Shippers had better prepare for another round of frustration as container carriers start to “manage” their capacity again.
By “managing” capacity, we mean laying it up, of course. Around 12 percent of the global capacity spent most of last year collecting barnacles in quiet waterways, and it looks like it’s going to happen again.
Not on the same scale, maybe, but the last quarter of this year will not see volumes near to those of the last quarter. Container lines have just started making money again and will not want to see profits circling the drain as demand for their ships dries up.
Cargo bookings for October have dropped off sharply, some lines report, and several carriers have been talking of withdrawing capacity from the Asia-Europe trade. With the size of the vessels on the route, the only place for them is lay-up.
Surplus smaller vessels on the transpacific may cascade into the busy intra-Asia trade, but that will have the same result – too much capacity, off to lay-up you go.

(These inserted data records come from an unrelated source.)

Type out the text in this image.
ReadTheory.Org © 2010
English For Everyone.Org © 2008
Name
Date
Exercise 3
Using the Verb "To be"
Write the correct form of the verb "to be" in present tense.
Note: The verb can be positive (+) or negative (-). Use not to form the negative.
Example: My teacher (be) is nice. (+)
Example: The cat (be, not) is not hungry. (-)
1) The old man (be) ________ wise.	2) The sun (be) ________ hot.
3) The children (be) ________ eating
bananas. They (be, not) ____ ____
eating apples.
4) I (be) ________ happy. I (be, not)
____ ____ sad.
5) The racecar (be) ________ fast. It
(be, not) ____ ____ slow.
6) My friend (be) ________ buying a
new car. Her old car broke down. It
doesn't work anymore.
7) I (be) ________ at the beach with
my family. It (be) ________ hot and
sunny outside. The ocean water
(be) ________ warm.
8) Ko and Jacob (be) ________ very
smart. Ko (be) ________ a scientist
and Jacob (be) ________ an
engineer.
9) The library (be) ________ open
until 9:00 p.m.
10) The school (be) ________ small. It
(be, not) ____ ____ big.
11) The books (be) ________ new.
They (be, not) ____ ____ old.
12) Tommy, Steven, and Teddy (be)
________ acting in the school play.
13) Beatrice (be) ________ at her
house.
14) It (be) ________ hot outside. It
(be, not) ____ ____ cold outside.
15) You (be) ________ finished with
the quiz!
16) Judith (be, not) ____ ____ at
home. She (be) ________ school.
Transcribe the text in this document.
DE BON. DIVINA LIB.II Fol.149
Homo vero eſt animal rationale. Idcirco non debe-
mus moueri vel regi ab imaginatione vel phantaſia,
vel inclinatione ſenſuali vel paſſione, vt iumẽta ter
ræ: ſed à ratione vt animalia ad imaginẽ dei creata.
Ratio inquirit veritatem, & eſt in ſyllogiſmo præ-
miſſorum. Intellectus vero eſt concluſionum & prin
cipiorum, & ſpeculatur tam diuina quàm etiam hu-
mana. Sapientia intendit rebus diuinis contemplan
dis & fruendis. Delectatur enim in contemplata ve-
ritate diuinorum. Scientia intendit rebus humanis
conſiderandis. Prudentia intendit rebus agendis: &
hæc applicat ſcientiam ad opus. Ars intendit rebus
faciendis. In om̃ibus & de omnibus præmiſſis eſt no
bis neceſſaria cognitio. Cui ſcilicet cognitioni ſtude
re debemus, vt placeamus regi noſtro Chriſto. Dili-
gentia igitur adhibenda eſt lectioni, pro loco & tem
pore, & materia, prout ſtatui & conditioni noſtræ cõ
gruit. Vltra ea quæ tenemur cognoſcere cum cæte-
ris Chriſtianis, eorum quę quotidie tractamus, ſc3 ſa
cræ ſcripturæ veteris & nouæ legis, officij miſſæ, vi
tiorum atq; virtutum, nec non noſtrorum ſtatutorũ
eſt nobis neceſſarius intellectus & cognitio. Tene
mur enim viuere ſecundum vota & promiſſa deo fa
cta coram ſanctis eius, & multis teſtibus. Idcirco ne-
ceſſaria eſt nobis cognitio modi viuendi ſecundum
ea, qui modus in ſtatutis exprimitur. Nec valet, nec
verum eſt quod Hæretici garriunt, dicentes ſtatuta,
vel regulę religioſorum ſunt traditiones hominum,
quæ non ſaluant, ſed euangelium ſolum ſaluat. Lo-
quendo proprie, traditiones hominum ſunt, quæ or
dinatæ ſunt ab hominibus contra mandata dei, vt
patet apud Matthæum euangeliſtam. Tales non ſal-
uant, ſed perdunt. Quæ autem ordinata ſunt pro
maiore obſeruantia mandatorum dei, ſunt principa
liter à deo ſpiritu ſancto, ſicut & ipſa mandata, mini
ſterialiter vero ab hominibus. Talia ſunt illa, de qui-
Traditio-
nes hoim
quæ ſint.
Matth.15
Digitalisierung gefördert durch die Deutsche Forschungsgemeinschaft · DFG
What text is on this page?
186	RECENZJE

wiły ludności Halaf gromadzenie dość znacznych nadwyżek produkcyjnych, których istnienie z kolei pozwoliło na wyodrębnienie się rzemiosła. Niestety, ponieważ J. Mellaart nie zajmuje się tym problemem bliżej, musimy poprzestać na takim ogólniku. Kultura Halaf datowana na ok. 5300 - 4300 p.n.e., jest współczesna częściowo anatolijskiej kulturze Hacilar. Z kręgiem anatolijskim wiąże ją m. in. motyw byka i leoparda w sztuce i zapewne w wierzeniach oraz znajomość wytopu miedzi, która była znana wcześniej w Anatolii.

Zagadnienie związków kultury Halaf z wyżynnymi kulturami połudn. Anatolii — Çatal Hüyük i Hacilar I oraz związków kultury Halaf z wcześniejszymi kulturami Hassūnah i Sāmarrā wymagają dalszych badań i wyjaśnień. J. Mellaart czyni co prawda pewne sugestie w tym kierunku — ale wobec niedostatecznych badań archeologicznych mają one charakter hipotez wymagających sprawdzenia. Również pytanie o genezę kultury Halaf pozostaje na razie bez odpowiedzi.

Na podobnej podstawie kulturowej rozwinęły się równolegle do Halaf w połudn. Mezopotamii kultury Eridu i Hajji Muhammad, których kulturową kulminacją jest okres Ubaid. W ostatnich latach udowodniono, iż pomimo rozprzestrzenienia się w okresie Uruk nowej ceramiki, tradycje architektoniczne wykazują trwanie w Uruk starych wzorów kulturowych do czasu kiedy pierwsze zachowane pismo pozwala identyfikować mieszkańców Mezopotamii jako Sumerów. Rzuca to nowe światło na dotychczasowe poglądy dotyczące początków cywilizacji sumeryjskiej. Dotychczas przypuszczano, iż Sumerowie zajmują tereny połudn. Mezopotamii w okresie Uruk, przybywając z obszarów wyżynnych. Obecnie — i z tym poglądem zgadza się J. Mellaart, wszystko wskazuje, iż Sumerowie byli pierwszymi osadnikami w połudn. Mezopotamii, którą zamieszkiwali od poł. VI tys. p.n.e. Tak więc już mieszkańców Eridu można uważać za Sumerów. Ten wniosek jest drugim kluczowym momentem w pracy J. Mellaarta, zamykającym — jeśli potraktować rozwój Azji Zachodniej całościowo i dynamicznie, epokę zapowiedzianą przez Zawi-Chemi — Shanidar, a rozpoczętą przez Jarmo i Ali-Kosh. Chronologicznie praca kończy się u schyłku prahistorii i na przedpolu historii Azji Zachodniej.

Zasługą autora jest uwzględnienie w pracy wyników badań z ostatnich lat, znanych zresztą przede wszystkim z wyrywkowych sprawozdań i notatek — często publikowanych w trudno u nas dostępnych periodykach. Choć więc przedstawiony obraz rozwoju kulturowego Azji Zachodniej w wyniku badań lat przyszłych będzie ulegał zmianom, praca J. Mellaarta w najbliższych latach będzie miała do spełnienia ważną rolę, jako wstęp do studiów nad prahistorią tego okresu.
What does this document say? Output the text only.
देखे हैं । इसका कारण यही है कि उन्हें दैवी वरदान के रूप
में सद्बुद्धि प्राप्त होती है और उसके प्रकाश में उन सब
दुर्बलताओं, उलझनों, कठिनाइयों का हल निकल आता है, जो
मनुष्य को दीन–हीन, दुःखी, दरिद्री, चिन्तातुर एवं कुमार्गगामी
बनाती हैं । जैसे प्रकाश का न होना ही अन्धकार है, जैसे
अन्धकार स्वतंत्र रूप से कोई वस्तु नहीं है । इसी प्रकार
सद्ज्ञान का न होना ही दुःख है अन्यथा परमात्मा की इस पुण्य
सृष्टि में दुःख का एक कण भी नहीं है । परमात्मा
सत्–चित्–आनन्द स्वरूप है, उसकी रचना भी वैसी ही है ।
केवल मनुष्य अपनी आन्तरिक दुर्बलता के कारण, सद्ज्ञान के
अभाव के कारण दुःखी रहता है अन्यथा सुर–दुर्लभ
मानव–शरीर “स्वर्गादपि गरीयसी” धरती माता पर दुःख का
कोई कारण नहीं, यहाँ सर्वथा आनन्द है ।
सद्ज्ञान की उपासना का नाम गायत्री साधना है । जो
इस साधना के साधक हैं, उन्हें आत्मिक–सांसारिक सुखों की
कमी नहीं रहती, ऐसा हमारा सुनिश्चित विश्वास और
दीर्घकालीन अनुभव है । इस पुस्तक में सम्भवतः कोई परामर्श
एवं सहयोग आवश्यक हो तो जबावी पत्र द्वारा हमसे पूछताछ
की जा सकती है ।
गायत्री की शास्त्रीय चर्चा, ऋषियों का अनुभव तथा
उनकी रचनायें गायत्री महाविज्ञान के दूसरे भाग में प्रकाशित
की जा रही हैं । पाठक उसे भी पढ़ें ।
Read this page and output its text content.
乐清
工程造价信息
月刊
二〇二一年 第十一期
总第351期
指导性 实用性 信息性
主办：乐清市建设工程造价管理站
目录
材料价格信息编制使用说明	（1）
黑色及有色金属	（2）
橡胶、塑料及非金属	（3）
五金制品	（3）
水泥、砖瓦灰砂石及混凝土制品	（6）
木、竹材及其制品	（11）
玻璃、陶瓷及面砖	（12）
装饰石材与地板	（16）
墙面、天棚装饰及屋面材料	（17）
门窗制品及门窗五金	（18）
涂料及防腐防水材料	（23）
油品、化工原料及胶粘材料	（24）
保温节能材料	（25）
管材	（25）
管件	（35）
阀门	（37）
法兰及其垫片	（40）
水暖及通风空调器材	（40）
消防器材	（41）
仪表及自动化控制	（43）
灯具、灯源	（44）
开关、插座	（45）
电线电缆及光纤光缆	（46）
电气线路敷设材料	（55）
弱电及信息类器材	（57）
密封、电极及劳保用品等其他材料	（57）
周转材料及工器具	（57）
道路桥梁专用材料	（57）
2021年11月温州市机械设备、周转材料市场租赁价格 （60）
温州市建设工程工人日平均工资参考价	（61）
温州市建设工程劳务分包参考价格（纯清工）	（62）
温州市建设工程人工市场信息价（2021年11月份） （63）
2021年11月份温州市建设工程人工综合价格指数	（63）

But as much financial misery as the slack season may bring container lines, their customers will also feel the impact. During the artificial capacity shortage engineered by the lines “managing” capacity last year, shippers saw freight rates soaring, cargo being rolled, peak season and other surcharges being hiked and they often ended up having to pay more for space despite holding signed contracts on agreed prices.
Shippers were rioting in the streets, firebombing shipping offices and overturning container trucks … figuratively speaking, of course. The point is that they were really annoyed at the disconnect between demand and available capacity that made shipping goods from Asia to Europe and the US such a frustrating exercise. Slow steaming, now a permanent strategy, didn’t make life any easier as it messed up schedules and forced shippers to radically adjust their supply chains, adding more than a week to voyages in some cases.
It is this prospect that is once again looming over shippers’ heads. Tightly controlled capacity by the lines so the smallest surge in demand – and let’s not forget that Christmas is coming up and maybe there will be a few late orders – will quickly create space shortages and all the ugly measures that come with it.
The carriers are currently profitable and should even finish the year in the black. Which is a good thing. As we have said before, profitable lines are happy lines.
Now imagine if they just had happy customers.